Healthcare providers sometimes check your apical pulse, which is the pulse heard directly over your heart using a stethoscope placed at the bottom tip of your heart on the left side of your chest. Unlike arterial pulse points, the apical pulse reveals not just your heart rate but also your heart rhythm and the strength of each beat. Comparing the apical pulse to the wrist pulse at the same time can uncover a “pulse deficit,” where fewer beats reach your wrist than your heart is actually producing. This gap can signal conditions like atrial fibrillation, heart valve problems, or weakened heart muscle.
What Your Resting Heart Rate Tells You
For adults 18 and older, a resting heart rate between 60 and 100 bpm is considered normal. Athletes and people who are very physically active often have resting rates in the 40s or 50s, because a well-conditioned heart pumps more blood per beat and doesn’t need to beat as frequently. If you don’t exercise regularly, your resting rate is more likely to sit toward the higher end of the normal range.
Children have faster resting heart rates than adults. Newborns range from 100 to 205 bpm, toddlers from 98 to 140 bpm, and school-age children from 75 to 118 bpm.

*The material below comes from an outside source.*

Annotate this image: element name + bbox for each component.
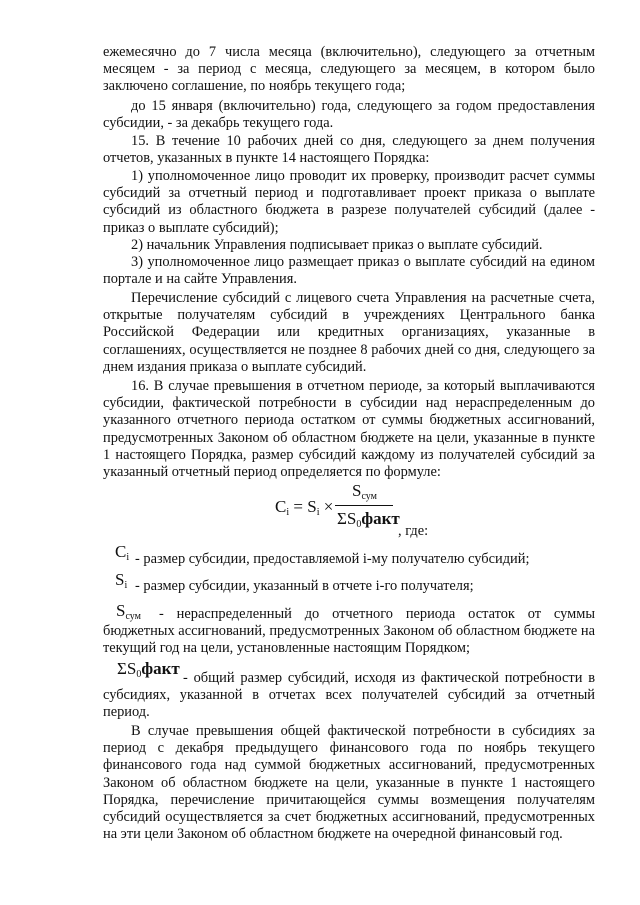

By adolescence, the range narrows to the adult standard of 60 to 100 bpm.
Tracking your resting heart rate over weeks and months is more useful than any single reading. A gradual decrease over time usually reflects improving fitness. A sudden or sustained increase from your personal baseline, without an obvious cause like illness or stress, is worth paying attention to. Your resting heart rate also varies naturally with sleep, hydration, and even the temperature around you, so look for trends rather than fixating on any one number.
Estimating Your Maximum Heart Rate
Your maximum heart rate is the ceiling your heart can sustain during all-out effort, and it’s used to calculate training zones for exercise. The most common formula is simple: subtract your age from 220. A 40-year-old, for example, would have an estimated max of 180 bpm. A newer formula (207 minus 70% of your age) was developed to better account for how maximum heart rate declines with age, particularly in older adults.
In practice, both formulas produce similar results for most people, and studies comparing them have found no significant difference in fitness outcomes when used to guide exercise programs. These are estimates, not exact numbers. Your true maximum heart rate is genetically influenced and can only be precisely determined through a supervised stress test. For general fitness purposes, either formula gives you a useful starting point for setting workout intensity.